O perfil técnico da equipe e suas ligações históricas com o governo que finda retrata bem a assertiva de que não ocorrerão mudanças drásticas na condução da política econômica a partir da posse da nova administração federal. Pode-se esperar, contudo, que, diante da realidade que será herdada – inflação em leve alta, gastos excessivos e premente necessidade de investimentos na área de infraestrutura – que ajustes devam ser feitos.

Aliás, tais ajustes foram já anunciados na primeira coletiva concedida pela equipe, na última quinta-feira. Basicamente, em conjunto, refletindo o que dizem ser orientação de Dilma Rousseff, sua atuação estará voltada para conter o gasto (Mantega se posicionou contrário aos aumentos de aposentados e policiais e pediu parcimônia aos demais Poderes), aumentar a taxa de investimentos públicos, melhorar a poupança interna e conceder maior espaço à participação da iniciativa privada nos projetos nacionais.

Embora em outra área que não a econômica, a indicação do ex-ministro da Fazenda Antonio Palocci completa a "cara" lulista do governo Dilma.

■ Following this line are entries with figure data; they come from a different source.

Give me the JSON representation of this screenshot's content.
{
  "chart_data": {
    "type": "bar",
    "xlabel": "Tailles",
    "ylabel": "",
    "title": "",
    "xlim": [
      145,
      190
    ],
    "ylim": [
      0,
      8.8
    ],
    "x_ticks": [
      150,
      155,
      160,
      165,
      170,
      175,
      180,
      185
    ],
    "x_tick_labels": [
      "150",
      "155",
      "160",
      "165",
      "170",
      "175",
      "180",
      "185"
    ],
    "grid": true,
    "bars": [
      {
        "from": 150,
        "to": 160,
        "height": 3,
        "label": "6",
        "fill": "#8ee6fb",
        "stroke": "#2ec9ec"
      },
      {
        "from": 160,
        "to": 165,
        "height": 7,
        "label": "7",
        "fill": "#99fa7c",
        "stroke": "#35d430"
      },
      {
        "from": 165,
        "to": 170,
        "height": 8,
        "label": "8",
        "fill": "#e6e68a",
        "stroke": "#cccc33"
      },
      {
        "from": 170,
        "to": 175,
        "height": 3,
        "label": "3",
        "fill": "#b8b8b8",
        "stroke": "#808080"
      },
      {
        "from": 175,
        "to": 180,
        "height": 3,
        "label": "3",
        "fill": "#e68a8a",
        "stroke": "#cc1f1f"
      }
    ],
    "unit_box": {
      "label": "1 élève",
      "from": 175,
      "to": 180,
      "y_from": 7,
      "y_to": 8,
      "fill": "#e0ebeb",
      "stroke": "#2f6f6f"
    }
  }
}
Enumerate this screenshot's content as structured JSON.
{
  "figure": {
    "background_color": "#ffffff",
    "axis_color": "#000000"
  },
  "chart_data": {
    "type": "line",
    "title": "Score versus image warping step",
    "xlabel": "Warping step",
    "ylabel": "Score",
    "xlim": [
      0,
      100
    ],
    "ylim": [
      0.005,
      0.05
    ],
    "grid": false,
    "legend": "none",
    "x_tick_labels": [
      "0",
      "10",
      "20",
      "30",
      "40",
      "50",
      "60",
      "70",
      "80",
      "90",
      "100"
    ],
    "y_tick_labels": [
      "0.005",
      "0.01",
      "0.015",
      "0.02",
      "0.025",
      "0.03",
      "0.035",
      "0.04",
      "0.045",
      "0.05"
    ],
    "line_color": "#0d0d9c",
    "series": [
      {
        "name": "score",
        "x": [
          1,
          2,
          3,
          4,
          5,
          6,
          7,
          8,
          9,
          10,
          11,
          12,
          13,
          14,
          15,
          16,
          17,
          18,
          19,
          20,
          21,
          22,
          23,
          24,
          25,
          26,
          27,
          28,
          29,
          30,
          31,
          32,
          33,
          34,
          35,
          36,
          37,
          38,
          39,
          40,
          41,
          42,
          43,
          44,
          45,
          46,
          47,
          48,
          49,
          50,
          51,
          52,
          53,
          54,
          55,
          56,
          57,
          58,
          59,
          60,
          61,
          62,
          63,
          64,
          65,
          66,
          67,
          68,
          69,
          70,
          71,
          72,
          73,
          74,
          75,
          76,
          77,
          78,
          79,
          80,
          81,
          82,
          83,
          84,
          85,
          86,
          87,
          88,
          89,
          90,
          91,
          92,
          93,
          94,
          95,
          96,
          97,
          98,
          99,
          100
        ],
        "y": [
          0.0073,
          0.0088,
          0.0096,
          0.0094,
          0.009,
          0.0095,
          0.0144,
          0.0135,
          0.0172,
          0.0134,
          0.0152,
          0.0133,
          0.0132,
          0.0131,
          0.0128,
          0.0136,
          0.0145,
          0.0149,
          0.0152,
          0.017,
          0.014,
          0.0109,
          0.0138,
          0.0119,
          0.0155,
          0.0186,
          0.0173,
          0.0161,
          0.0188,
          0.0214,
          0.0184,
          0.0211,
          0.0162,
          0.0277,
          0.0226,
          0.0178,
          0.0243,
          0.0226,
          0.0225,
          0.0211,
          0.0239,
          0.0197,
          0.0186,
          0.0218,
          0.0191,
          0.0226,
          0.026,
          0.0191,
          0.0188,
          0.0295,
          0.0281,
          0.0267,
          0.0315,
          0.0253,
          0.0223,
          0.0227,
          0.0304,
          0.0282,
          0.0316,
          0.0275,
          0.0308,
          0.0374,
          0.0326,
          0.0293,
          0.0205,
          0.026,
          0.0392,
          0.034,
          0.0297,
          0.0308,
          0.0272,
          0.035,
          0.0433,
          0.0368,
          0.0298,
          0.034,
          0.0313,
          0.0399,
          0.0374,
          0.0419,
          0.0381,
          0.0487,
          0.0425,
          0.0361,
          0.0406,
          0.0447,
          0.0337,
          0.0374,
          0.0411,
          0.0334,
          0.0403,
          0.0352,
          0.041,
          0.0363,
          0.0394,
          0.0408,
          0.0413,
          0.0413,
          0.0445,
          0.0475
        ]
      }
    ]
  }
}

Defenestrado da pasta após envolver-se no escândalo da quebra de sigilo bancário de um caseiro na metade da gestão anterior, sua escolha para chefiar a Casa Civil representa – além da própria reabilitação – sinal de que também não ocorrerão solavancos no relacionamento do governo na área política.

Se não há expectativa quanto a eventuais mudanças drásticas em quaisquer das áreas de atuação, política ou econômica, o que se espera do novo governo é que, enfim, tendo recebido uma herança que Dilma Rousseff já classificou de "bendita", que o país caminhe agora com mais rapidez para vencer seus grandes desafios, especialmente no que diz respeito à recuperação do que nos resta de infraestrutura e de investimentos sobretudo em logística de transportes.